Когда отец ушёл, я заметил, что ему идея про эстраду совершенно не понравилась. Я вспомнил слова дяди Володи:

«Это хорошо, ребята, что вы техникой интересуетесь, – завершив укоренный курс молодого механизатора, сказал он. – Придёт время и наши поля снова будут хлебными. Сядете вы за комбайны, новые, мощные и отправитесь на уборку урожая, бить рекорды. Кормит ведь не пашня, а нива. Будет хлеб – и всё будет. И ваши портреты, как лучших механизаторов, установят на доску почёта. А дома возьмёте в руки хлеб и будете знать, каким трудом он достаётся, пусть тяжёлым, но благородным. Истинно русским».

Вернувшись домой, я зашёл в избу и решительно заявил голосом Ельцина:

– Ладно, ваша взяла! Дорогие россияне!..

Я взял лепёшку и, обильно намазав малиновым вареньем, деловито продолжил:

– Не хотите картошку, значит, будем завтра сеять озимую морковку!

Недостающее ведро

На скамейке у нашей калитки собрались абсолютно все соседи. То есть две бабушки-старушки – Мария и Евдокия.
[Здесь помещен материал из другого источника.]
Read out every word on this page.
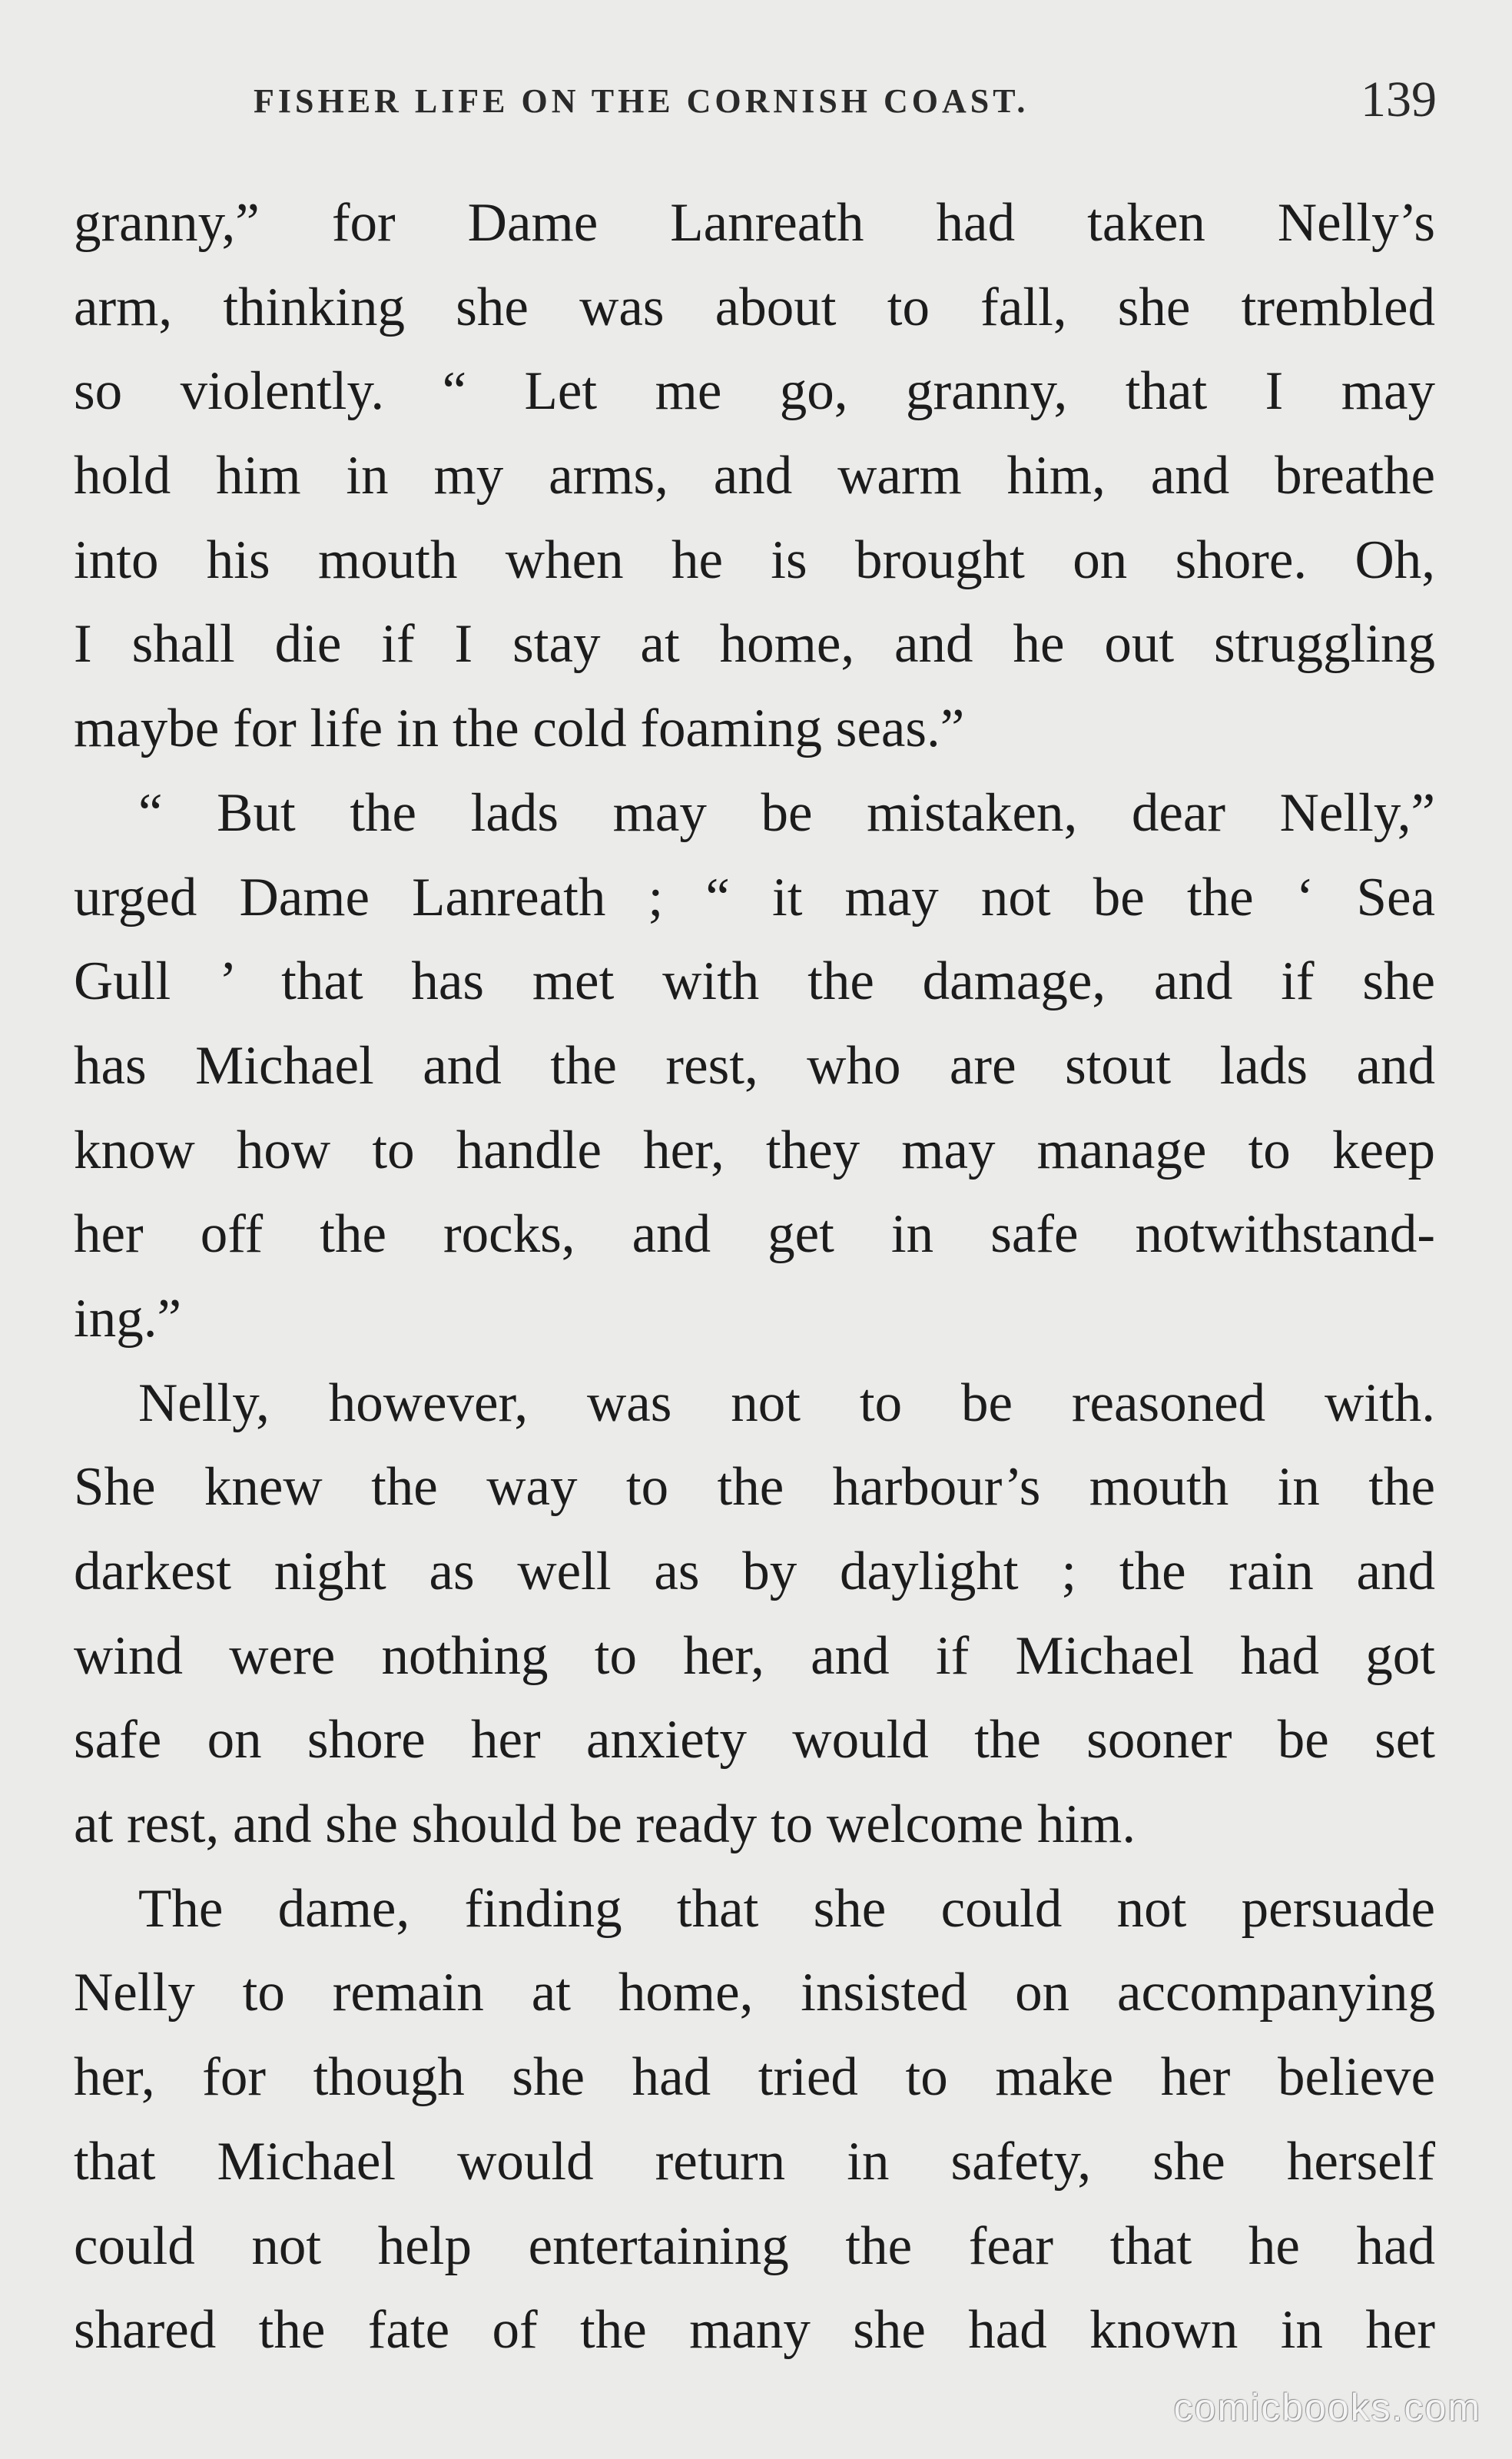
FISHER LIFE ON THE CORNISH COAST.	139
granny,” for Dame Lanreath had taken Nelly’s
arm, thinking she was about to fall, she trembled
so violently. “ Let me go, granny, that I may
hold him in my arms, and warm him, and breathe
into his mouth when he is brought on shore. Oh,
I shall die if I stay at home, and he out struggling
maybe for life in the cold foaming seas.”
“ But the lads may be mistaken, dear Nelly,”
urged Dame Lanreath ; “ it may not be the ‘ Sea
Gull ’ that has met with the damage, and if she
has Michael and the rest, who are stout lads and
know how to handle her, they may manage to keep
her off the rocks, and get in safe notwithstand-
ing.”
Nelly, however, was not to be reasoned with.
She knew the way to the harbour’s mouth in the
darkest night as well as by daylight ; the rain and
wind were nothing to her, and if Michael had got
safe on shore her anxiety would the sooner be set
at rest, and she should be ready to welcome him.
The dame, finding that she could not persuade
Nelly to remain at home, insisted on accompanying
her, for though she had tried to make her believe
that Michael would return in safety, she herself
could not help entertaining the fear that he had
shared the fate of the many she had known in her
comicbooks.com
Наши три усадьбы скучковались за рекой на холме у огромной ели. Чуть в стороне от села. Остальные ближайшие наши соседи проживали в полукилометре вниз по дороге и поэтому не считались для сходки.

На повестке дня было решение крайне важного вопроса именно для нашего заречного автономного микрорайона.

Шахта колодца, уходящая вглубь веков, сложенная из сруба, предательски завалилась этим самым срубом, основательно закупорив источник чистейшей колодезной водички. Пить и щи варить, стало быть, получилось не из чего.

– Сгнил, видать, сруб-то, – предположила тетя Маша.